理解と保身:「LGBTとハラスメント」

今回の本

「LGBTとハラスメント」(神谷悠一/松岡宗嗣)です。Twitterで発売を知った時、私自身、本書で扱われている人々とどう関わるか定かでなかったことと、なぜか本書の評判が悪かったため、かえって気になって購入・通読した次第です。多分、オビの推薦人のせいだと思います。

WHAT AM I?

( ˙꒳​˙ ).。oO(念のため事前に説明すると、私自身はシスジェンダーの男性です。シスジェンダーとは、誕生時の肉体上の性別と精神的な性別が一致していること。私の場合、心身ともに男性ということです。)
Twitterではセクシャルマイノリティを称するフォロワーさんはいますが、現実の知人で名乗り出た人はいません(←この言い方で、本書を読んだ証拠になると思います)

概要

本書は大きく二部に分かれています。第一部も大きく見ると二つに分かれ、前半は「LGBTとは」「SOGIとは」の概説です。要はこの本で頻出する語句の定義づけと解説です。
SOGIの言葉は本書で初めて知りました。Sexual Orientation(性的志向、つまり好きになる性別)Gender Identity(性自認、つまり自分を何の性別だと思っているか)の略語です。ソギ、と発音するようです。
( ˙꒳​˙ ).。oO(念のため。
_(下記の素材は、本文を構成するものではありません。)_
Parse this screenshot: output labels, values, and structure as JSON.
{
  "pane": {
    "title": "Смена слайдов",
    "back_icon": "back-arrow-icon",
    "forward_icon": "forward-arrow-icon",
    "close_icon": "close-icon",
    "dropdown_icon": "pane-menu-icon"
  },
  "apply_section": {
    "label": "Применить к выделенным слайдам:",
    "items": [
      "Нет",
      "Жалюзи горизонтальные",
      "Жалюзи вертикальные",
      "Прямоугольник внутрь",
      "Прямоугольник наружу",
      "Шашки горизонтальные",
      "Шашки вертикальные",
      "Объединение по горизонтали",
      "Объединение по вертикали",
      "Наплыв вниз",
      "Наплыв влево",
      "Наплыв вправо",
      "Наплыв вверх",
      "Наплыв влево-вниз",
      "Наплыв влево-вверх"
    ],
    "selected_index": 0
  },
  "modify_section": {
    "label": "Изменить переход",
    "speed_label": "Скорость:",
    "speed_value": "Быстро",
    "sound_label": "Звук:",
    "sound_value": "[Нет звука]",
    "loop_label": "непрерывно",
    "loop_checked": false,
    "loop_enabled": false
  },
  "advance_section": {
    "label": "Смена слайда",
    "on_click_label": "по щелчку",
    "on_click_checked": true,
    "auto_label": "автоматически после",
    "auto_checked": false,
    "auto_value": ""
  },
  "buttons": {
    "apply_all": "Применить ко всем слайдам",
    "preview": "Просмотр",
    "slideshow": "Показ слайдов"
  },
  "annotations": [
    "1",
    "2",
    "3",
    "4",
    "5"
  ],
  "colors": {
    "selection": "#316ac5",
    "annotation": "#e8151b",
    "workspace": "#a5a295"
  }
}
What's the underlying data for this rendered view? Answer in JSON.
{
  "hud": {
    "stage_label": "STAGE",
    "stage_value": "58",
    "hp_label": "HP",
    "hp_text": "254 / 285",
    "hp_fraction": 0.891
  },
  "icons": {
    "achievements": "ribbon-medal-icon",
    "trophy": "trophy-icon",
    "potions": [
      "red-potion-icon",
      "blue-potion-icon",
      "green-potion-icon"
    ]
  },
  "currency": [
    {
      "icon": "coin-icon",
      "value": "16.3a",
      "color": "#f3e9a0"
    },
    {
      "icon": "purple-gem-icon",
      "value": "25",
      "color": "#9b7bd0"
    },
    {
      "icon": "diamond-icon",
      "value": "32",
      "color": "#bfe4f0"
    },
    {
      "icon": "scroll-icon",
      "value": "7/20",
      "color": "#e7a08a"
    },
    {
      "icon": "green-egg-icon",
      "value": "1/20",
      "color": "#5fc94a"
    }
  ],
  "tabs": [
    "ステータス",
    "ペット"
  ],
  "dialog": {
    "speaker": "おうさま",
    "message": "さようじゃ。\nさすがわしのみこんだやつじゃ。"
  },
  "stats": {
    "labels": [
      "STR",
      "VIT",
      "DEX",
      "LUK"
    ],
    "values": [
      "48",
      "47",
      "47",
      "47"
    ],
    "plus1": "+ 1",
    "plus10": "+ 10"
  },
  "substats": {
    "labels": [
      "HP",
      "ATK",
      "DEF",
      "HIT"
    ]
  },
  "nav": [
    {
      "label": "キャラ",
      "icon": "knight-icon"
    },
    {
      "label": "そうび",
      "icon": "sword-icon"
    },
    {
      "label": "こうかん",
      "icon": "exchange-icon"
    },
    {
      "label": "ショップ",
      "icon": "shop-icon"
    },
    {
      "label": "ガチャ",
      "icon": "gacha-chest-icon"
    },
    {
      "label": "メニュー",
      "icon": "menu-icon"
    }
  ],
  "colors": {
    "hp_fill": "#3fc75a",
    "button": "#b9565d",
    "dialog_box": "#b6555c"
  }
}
私の性的志向は女性です)

第一部の後半は筆者たちが受けた性のハラスメントと、LGBTに向けられるポジティブ/ネガティブな勘違いと弊害の数々の話になります。実のところ、本書の評価はここで決まると私は考えます(本書の第一章~第三章)。

第二部はLGBTの労務に関連する法制度や個人情報管理についてであり、特に人事や総務の仕事をする人、参考までにオフィス勤務者向けの内容です(本書の第四章、第五章)

感想

第一部後半、ここに注目します。LGBTの人に向けられる無知、誤解、ハラスメント、ネガティブな勘違い、ポジティブな勘違いの事例が22パターンに渡って紹介されています。当然、この手の本ではLGBT当事者の苦難をフォーカスするため、当事者を苦しめる22の事例、と言い換えることもできます。

総論としては「なるほど5割、しんどい3割、筆者に疑いを抱く2割」

LGBTがそれぞれ別物なのに混同されている、自然に反するとして否定される、名乗ってもいないのにそうだと決めつけられる等々は、なるほどそりゃそうだろうと思った部分。このようなことは当事者として当然避けてほしい、正しく理解してほしいという主張は納得できました。
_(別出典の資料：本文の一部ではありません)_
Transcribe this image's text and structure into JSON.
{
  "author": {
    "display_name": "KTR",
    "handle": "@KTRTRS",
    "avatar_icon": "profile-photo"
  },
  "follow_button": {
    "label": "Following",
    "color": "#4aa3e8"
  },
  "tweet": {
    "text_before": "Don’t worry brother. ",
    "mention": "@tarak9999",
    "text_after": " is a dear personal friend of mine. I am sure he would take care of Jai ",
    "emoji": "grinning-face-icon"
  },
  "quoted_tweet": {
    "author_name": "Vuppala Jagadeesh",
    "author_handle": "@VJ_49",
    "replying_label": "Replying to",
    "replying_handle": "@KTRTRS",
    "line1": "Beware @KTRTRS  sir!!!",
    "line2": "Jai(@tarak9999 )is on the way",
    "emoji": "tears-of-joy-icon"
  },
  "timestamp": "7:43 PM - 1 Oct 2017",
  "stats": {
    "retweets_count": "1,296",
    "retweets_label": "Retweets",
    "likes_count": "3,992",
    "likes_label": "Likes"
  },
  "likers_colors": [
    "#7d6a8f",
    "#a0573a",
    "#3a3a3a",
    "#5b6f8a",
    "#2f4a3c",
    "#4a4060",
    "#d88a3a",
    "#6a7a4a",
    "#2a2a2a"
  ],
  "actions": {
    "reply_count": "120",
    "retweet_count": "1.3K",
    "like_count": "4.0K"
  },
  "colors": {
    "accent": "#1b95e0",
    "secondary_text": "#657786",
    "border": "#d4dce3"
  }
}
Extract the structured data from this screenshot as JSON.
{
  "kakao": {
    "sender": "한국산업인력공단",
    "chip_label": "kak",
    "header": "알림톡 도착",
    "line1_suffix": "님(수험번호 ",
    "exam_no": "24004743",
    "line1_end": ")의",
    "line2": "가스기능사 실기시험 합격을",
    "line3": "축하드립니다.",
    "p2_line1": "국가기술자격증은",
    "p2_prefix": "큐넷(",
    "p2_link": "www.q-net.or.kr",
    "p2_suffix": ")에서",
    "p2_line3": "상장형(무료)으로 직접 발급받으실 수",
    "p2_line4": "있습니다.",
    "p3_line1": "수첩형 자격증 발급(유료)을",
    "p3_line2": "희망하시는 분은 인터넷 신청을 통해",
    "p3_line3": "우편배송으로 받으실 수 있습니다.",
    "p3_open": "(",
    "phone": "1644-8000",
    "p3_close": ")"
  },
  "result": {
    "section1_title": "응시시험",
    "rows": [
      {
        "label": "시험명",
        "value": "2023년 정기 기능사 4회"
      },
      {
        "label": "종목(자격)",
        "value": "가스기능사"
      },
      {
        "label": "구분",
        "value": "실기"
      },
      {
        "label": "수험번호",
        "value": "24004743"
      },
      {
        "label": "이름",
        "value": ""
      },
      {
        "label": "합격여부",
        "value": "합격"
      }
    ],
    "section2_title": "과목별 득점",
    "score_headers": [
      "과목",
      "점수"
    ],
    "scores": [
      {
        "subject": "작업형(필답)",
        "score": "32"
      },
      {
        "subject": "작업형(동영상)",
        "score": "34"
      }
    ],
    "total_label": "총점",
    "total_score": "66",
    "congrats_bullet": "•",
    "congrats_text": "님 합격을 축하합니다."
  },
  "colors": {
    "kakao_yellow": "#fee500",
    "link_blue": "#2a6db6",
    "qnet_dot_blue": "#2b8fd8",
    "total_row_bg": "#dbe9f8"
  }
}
「ん?」と思ったのはパターン11、トランスジェンダー女性を性暴力の加害者と結び付ける人たち、の部分。トランスジェンダー女性とは、外見の肉体は男性で、精神的には女性の人を指します。Twitterでも度々嫌悪感を剥き出しにする人がいますね……。お茶の水女子大学がトランスジェンダー女性の受け入れを表明した時に特に高まりましたが、筆者もそのタイミングに注目していたようです。
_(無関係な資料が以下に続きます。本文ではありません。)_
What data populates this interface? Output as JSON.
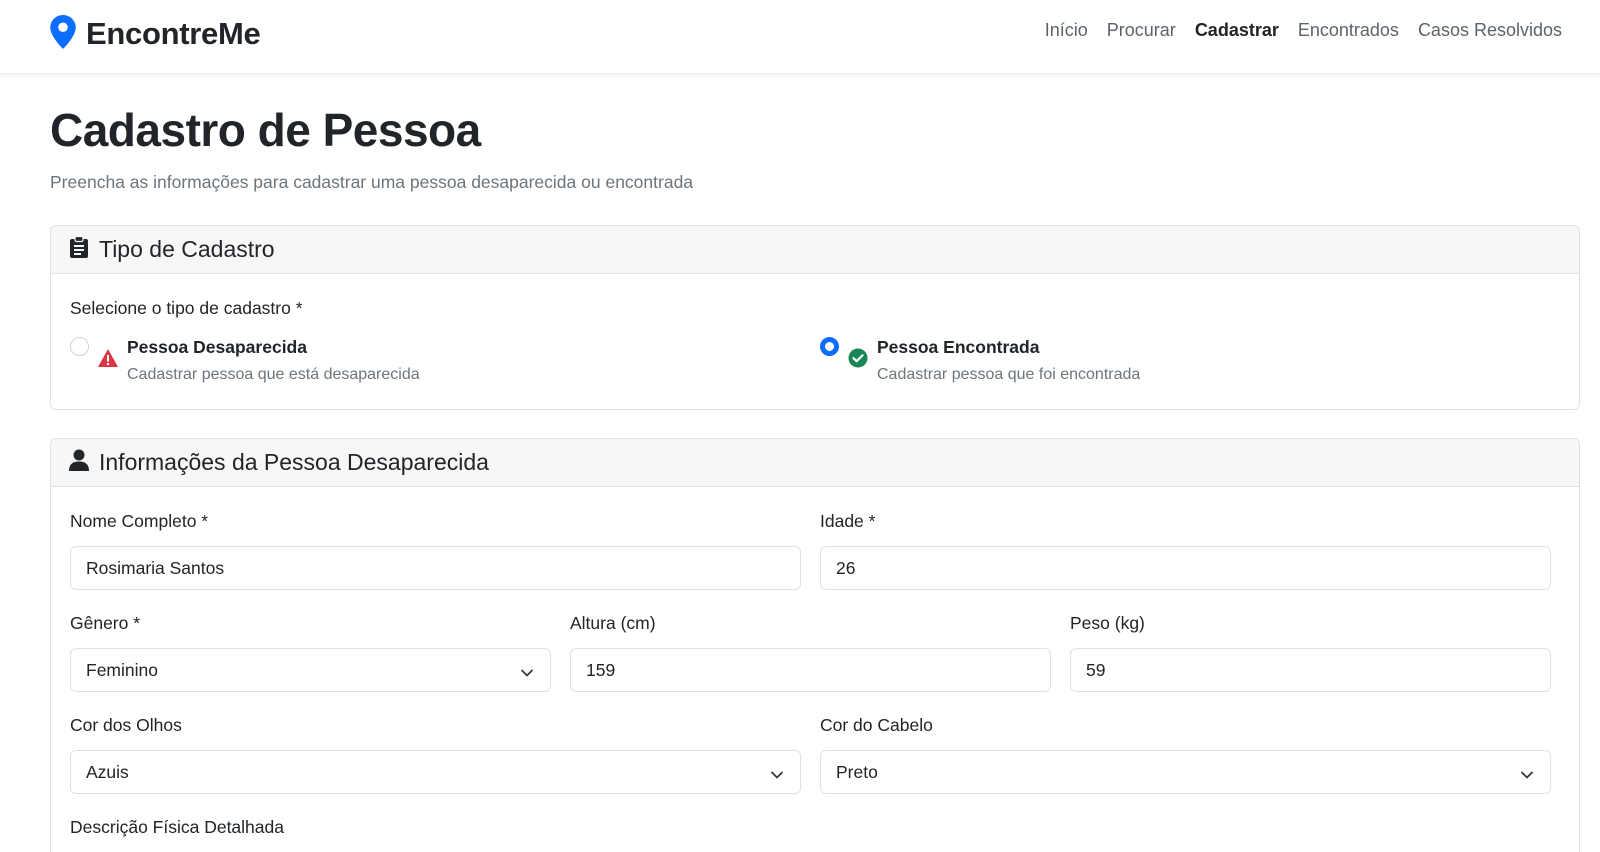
{
  "brand": {
    "name": "EncontreMe",
    "accent": "#0d6efd"
  },
  "nav": {
    "items": [
      {
        "label": "Início",
        "active": false
      },
      {
        "label": "Procurar",
        "active": false
      },
      {
        "label": "Cadastrar",
        "active": true
      },
      {
        "label": "Encontrados",
        "active": false
      },
      {
        "label": "Casos Resolvidos",
        "active": false
      }
    ]
  },
  "page": {
    "title": "Cadastro de Pessoa",
    "subtitle": "Preencha as informações para cadastrar uma pessoa desaparecida ou encontrada"
  },
  "tipo": {
    "title": "Tipo de Cadastro",
    "icon": "clipboard-icon",
    "prompt": "Selecione o tipo de cadastro *",
    "options": [
      {
        "title": "Pessoa Desaparecida",
        "desc": "Cadastrar pessoa que está desaparecida",
        "icon": "warning-triangle-icon",
        "color": "#dc3545",
        "checked": false
      },
      {
        "title": "Pessoa Encontrada",
        "desc": "Cadastrar pessoa que foi encontrada",
        "icon": "check-circle-icon",
        "color": "#198754",
        "checked": true
      }
    ]
  },
  "info": {
    "title": "Informações da Pessoa Desaparecida",
    "icon": "person-icon",
    "fields": {
      "nome": {
        "label": "Nome Completo *",
        "value": "Rosimaria Santos"
      },
      "idade": {
        "label": "Idade *",
        "value": "26"
      },
      "genero": {
        "label": "Gênero *",
        "value": "Feminino"
      },
      "altura": {
        "label": "Altura (cm)",
        "value": "159"
      },
      "peso": {
        "label": "Peso (kg)",
        "value": "59"
      },
      "olhos": {
        "label": "Cor dos Olhos",
        "value": "Azuis"
      },
      "cabelo": {
        "label": "Cor do Cabelo",
        "value": "Preto"
      },
      "descricao": {
        "label": "Descrição Física Detalhada"
      }
    }
  }
}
「女性のスペースにトランスジェンダー女性が入ってくることは性暴力に繋がる」という主張に対して、筆者はすでに利用している当事者がいること、異性装(この場合は女性の格好)をする当事者が男性トイレ利用にストレスを感じ、男性トイレ利用者からも不審がられる困難をもって反論します。

と、ここまで書くと「これの何が疑問なのか」と思われると思います。確かにこの部分だけを読むと筆者の主張に非の打ちどころはないのですが、筆者は本書において、LGBTハラスメントやSOGIハラスメントの事例として、当事者の職場の同僚や上司の性別と言動、ハラスメント事例として勤務先に報告された後の末路を細かく描写している箇所が度々あります。おおむね男性の事例です。

さて、上記のトランスジェンダー女性への差別的な発言をしたのはどんな人たちだったか?リアルタイムで見ていた人は覚えていると思いますが、なぜかパターン11は、実際に差別した人の属性を匂わせすらしません。
今の時点で、セクシャルマイノリティが敵にできる属性の人と、敵にできない属性の人を暗に線引きしているのではないかと疑いを抱くのです。女性からのハラスメントの記述がまったくないわけではないのですが。

さて、残り3割のしんどいの部分なのですが、これは単純に、22パターンもLGBTに被害を与える言動や事例を列挙されると「結局どうしてほしいの?」という袋小路にハマるためです。

なぜそうなるかというと、結局、セクシャルマイノリティが自ら名乗り出ない限り、そうでない人々はその人がセクシャルマイノリティか判別できず、本人が名乗り出て判明する前も後も様々な制約めいた記述があるからです。「私の周りにLGBTはいない」は言うまでもなくアウト。
「私は気にしないから」もアウト。
「大変だったね」と労うのも注意。
「LGBTのために~する」も危険(元々解決すべきだった問題に、LGBTをダシに使ったと見なされるため。また、LGBTのための施策とされるものが、すべてのLGBTに歓迎されるとも限らないため……トイレとか)。

では、どうするか。
本書を注意深く読み取ると、特にカミングアウト(セクシャルマイノリティが自分がそうであると名乗り出ること)が大変な勇気と覚悟を要すること、それを裏切るアウティング(カミングアウトされた情報を、本人の承諾を得ず他人に漏らすこと)が強調されています。そして第二部の労務管理においては、カミングアウトを要しない社内手続きの確立、カミングアウトされた場合の個人情報の厳格な管理を訴えています。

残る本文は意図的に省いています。